The research note predicted that tablet PC sales would increase from 19.4 million units in 2010 to 54.7 million in 2011, then 103.4 million in 2012, and finally 208 million in 2014. About 61 percent of those sales in 2010 are expected to come from the North American market, but Gartner expects that percentage to dip to 43 percent by 2014.
"As media tablets move from early adopters to mainstream, media tablets will become a family purchase as well as a personal one," Gartner said. "The touch user interface, the applications available on the different operating systems and the simpler setup compared to a full-fledged computer make media tablets ideal for a range of consumers, from power users to technophobics." Gartner also said it sees the cost of tablet PCs gradually declining over the long term, as carrier subsidies for the devices increase.
"Communication service providers (CSPs) who have so far subsidized mininotebooks to drive mobile broadband uptake will shift their marketing [spending] to media tablets," Milanesi wrote. "Such subsidies will help drive adoption among those consumers who see the initial hardware cost as a hurdle."

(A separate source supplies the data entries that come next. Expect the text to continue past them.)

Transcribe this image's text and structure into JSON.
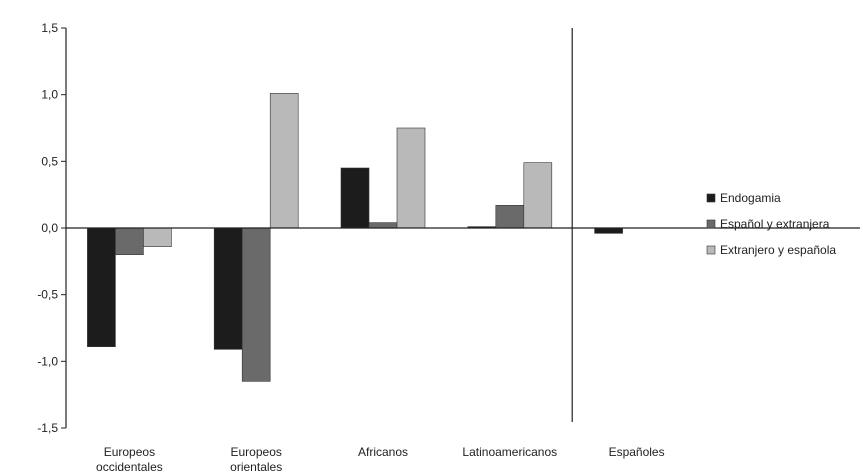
{
  "chart_data": {
    "type": "bar",
    "title": "",
    "xlabel": "",
    "ylabel": "",
    "ylim": [
      -1.5,
      1.5
    ],
    "yticks": [
      1.5,
      1.0,
      0.5,
      0.0,
      -0.5,
      -1.0,
      -1.5
    ],
    "ytick_labels": [
      "1,5",
      "1,0",
      "0,5",
      "0,0",
      "-0,5",
      "-1,0",
      "-1,5"
    ],
    "categories": [
      [
        "Europeos",
        "occidentales"
      ],
      [
        "Europeos",
        "orientales"
      ],
      [
        "Africanos"
      ],
      [
        "Latinoamericanos"
      ],
      [
        "Españoles"
      ]
    ],
    "series": [
      {
        "name": "Endogamia",
        "color": "#1c1c1c",
        "values": [
          -0.89,
          -0.91,
          0.45,
          0.01,
          -0.04
        ]
      },
      {
        "name": "Español y extranjera",
        "color": "#6a6a6a",
        "values": [
          -0.2,
          -1.15,
          0.04,
          0.17,
          null
        ]
      },
      {
        "name": "Extranjero y española",
        "color": "#b9b9b9",
        "values": [
          -0.14,
          1.01,
          0.75,
          0.49,
          null
        ]
      }
    ],
    "grid": false,
    "legend_position": "right",
    "separator_before_category": 4
  }
}
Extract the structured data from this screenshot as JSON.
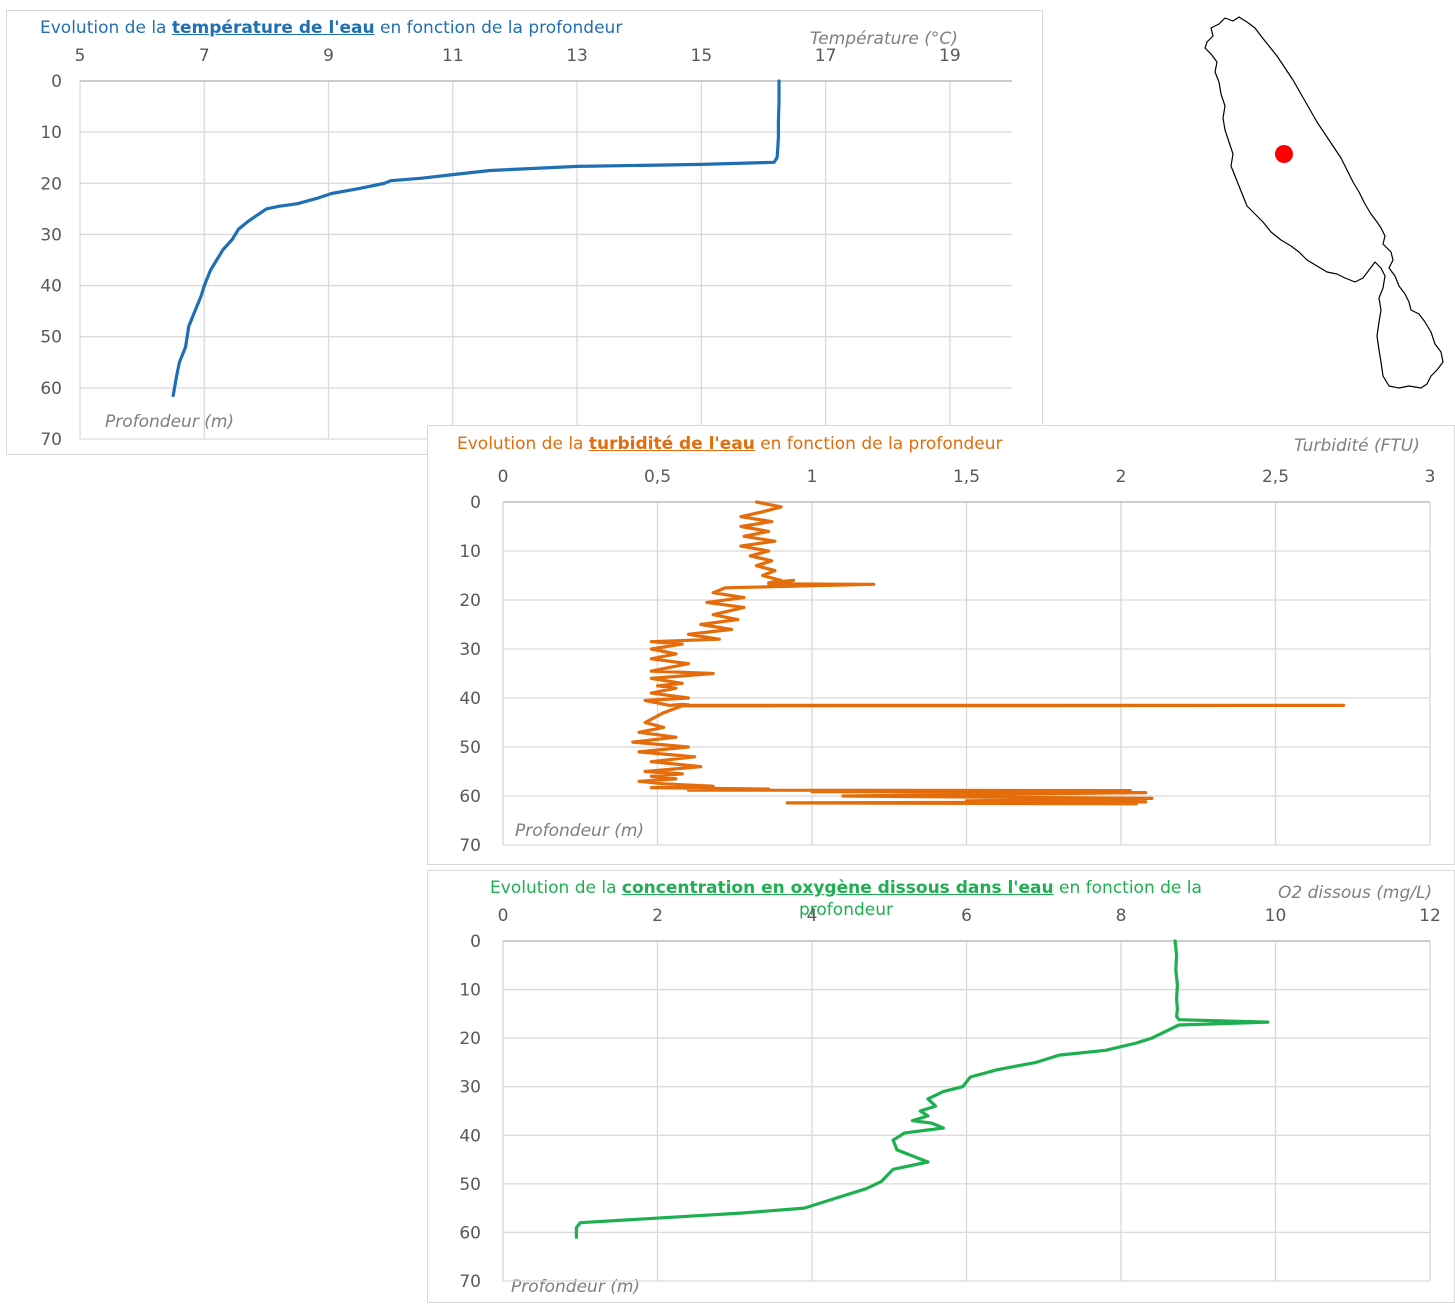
{
  "colors": {
    "temperature": "#1f6fb4",
    "turbidity": "#e46c0a",
    "oxygen": "#1eb050",
    "grid": "#d9d9d9",
    "axis_text": "#595959",
    "map_dot": "#ff0000"
  },
  "chart_data": [
    {
      "type": "line",
      "title": {
        "prefix": "Evolution de la ",
        "emphasis": "température de l'eau",
        "suffix": " en fonction de la profondeur"
      },
      "xlabel": "Température (°C)",
      "ylabel": "Profondeur (m)",
      "xlim": [
        5,
        20
      ],
      "xticks": [
        5,
        7,
        9,
        11,
        13,
        15,
        17,
        19
      ],
      "xtick_labels": [
        "5",
        "7",
        "9",
        "11",
        "13",
        "15",
        "17",
        "19"
      ],
      "ylim": [
        0,
        70
      ],
      "yticks": [
        0,
        10,
        20,
        30,
        40,
        50,
        60,
        70
      ],
      "y_reversed": true,
      "x_axis_position": "top",
      "series": [
        {
          "x": [
            16.25,
            16.25,
            16.24,
            16.24,
            16.23,
            16.22,
            16.17,
            15.0,
            13.0,
            11.6,
            11.0,
            10.5,
            10.0,
            9.9,
            9.5,
            9.05,
            8.8,
            8.5,
            8.2,
            8.0,
            7.7,
            7.55,
            7.5,
            7.45,
            7.3,
            7.2,
            7.1,
            7.0,
            6.95,
            6.85,
            6.75,
            6.7,
            6.6,
            6.55,
            6.5
          ],
          "y": [
            0,
            4,
            8,
            11,
            13,
            15,
            15.9,
            16.3,
            16.7,
            17.5,
            18.3,
            19,
            19.5,
            20,
            21,
            22,
            23,
            24,
            24.5,
            25,
            27.5,
            29,
            30,
            31,
            33,
            35,
            37,
            40,
            42,
            45,
            48,
            52,
            55,
            58,
            61.5
          ]
        }
      ]
    },
    {
      "type": "line",
      "title": {
        "prefix": "Evolution de la ",
        "emphasis": "turbidité de l'eau",
        "suffix": " en fonction de la profondeur"
      },
      "xlabel": "Turbidité (FTU)",
      "ylabel": "Profondeur (m)",
      "xlim": [
        0,
        3
      ],
      "xticks": [
        0,
        0.5,
        1,
        1.5,
        2,
        2.5,
        3
      ],
      "xtick_labels": [
        "0",
        "0,5",
        "1",
        "1,5",
        "2",
        "2,5",
        "3"
      ],
      "ylim": [
        0,
        70
      ],
      "yticks": [
        0,
        10,
        20,
        30,
        40,
        50,
        60,
        70
      ],
      "y_reversed": true,
      "x_axis_position": "top",
      "series": [
        {
          "x": [
            0.82,
            0.9,
            0.84,
            0.77,
            0.87,
            0.77,
            0.86,
            0.78,
            0.88,
            0.77,
            0.86,
            0.8,
            0.87,
            0.82,
            0.88,
            0.84,
            0.9,
            0.86,
            0.92,
            0.88,
            0.94,
            0.86,
            0.9,
            0.86,
            1.2,
            0.72,
            0.68,
            0.78,
            0.66,
            0.78,
            0.68,
            0.76,
            0.64,
            0.74,
            0.6,
            0.7,
            0.48,
            0.58,
            0.48,
            0.56,
            0.48,
            0.6,
            0.48,
            0.68,
            0.48,
            0.58,
            0.5,
            0.56,
            0.48,
            0.6,
            0.46,
            0.5,
            0.54,
            0.58,
            0.6,
            0.56,
            2.72,
            0.58,
            0.52,
            0.46,
            0.52,
            0.44,
            0.56,
            0.42,
            0.6,
            0.44,
            0.62,
            0.48,
            0.64,
            0.46,
            0.58,
            0.48,
            0.56,
            0.44,
            0.52,
            0.68,
            0.48,
            0.86,
            0.6,
            2.03,
            1.0,
            2.08,
            1.1,
            2.1,
            1.5,
            2.08,
            0.92,
            2.05
          ],
          "y": [
            0,
            1,
            2,
            3,
            4,
            5,
            6,
            7,
            8,
            9,
            10,
            11,
            12,
            13,
            14,
            15,
            16,
            16.5,
            17,
            16.5,
            16,
            16.5,
            16.6,
            16.7,
            16.8,
            17.5,
            18.5,
            19.5,
            20.5,
            21.5,
            23,
            24,
            25,
            26,
            27,
            28,
            28.5,
            29,
            30,
            31,
            32,
            33,
            34.5,
            35,
            36,
            37,
            37.5,
            38,
            39,
            40,
            40.5,
            41,
            41.5,
            41.3,
            41.4,
            41.5,
            41.5,
            41.6,
            43,
            45,
            46,
            47,
            48,
            49,
            50,
            51,
            52,
            53,
            54,
            55,
            55.5,
            56,
            56.5,
            57,
            57.5,
            58,
            58.3,
            58.6,
            58.8,
            58.9,
            59.1,
            59.3,
            60,
            60.5,
            61,
            61.2,
            61.4,
            61.6
          ]
        }
      ]
    },
    {
      "type": "line",
      "title": {
        "prefix": "Evolution de la ",
        "emphasis": "concentration en oxygène dissous dans l'eau",
        "suffix": " en fonction de la profondeur"
      },
      "xlabel": "O2 dissous (mg/L)",
      "ylabel": "Profondeur (m)",
      "xlim": [
        0,
        12
      ],
      "xticks": [
        0,
        2,
        4,
        6,
        8,
        10,
        12
      ],
      "xtick_labels": [
        "0",
        "2",
        "4",
        "6",
        "8",
        "10",
        "12"
      ],
      "ylim": [
        0,
        70
      ],
      "yticks": [
        0,
        10,
        20,
        30,
        40,
        50,
        60,
        70
      ],
      "y_reversed": true,
      "x_axis_position": "top",
      "series": [
        {
          "x": [
            8.7,
            8.72,
            8.71,
            8.73,
            8.72,
            8.73,
            8.72,
            8.75,
            9.9,
            8.75,
            8.4,
            8.2,
            7.8,
            7.2,
            6.9,
            6.4,
            6.05,
            6.0,
            5.95,
            5.7,
            5.5,
            5.6,
            5.4,
            5.5,
            5.3,
            5.55,
            5.7,
            5.2,
            5.05,
            5.1,
            5.5,
            5.05,
            4.9,
            4.7,
            4.3,
            3.9,
            3.1,
            1.0,
            0.95,
            0.95
          ],
          "y": [
            0,
            3,
            6,
            9,
            12,
            14,
            15.5,
            16.2,
            16.7,
            17.3,
            20,
            21,
            22.5,
            23.5,
            25,
            26.5,
            28,
            29,
            30,
            31,
            32.5,
            34,
            35,
            36,
            37,
            37.5,
            38.5,
            39.5,
            41,
            43,
            45.5,
            47,
            49.5,
            51,
            53,
            55,
            56,
            58,
            59,
            61
          ]
        }
      ]
    }
  ]
}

Other analysts have suggested that tablets are putting pressure on the traditional notebook market, although many seem reluctant to use the term "cannibalization."
"Sales of traditional notebooks appear to be feeling pressure from the iPad, causing a scramble by vendors to launch iPad-like tablets," USB analyst Maynard Um wrote in a Sept. 8 research note. "We believe that a majority of this impact is occurring on the lower end of PC sales, as the iPad is priced close enough to this range that it becomes attractive to consumers looking to make purchases within this segment."
Um estimated sales of 28 million iPads in 2011, while Morgan Stanley analyst Katy Huberty predicted the overall tablet market will hit 50 million units. "We expect tablets to continue to pressure PCs as more vendors launch products (e.g., Dell Streak and Samsung Tab) and Apple expands its iPad distribution," Huberty wrote in a recent research note, as quoted by Fortune Magazine Sept. 17.
A handful of manufacturers, including Samsung and Research In Motion, are expected to introduce tablet PCs within the next few months. It is also widely expected that Apple will unveil a revamped iPad at some point in the near future.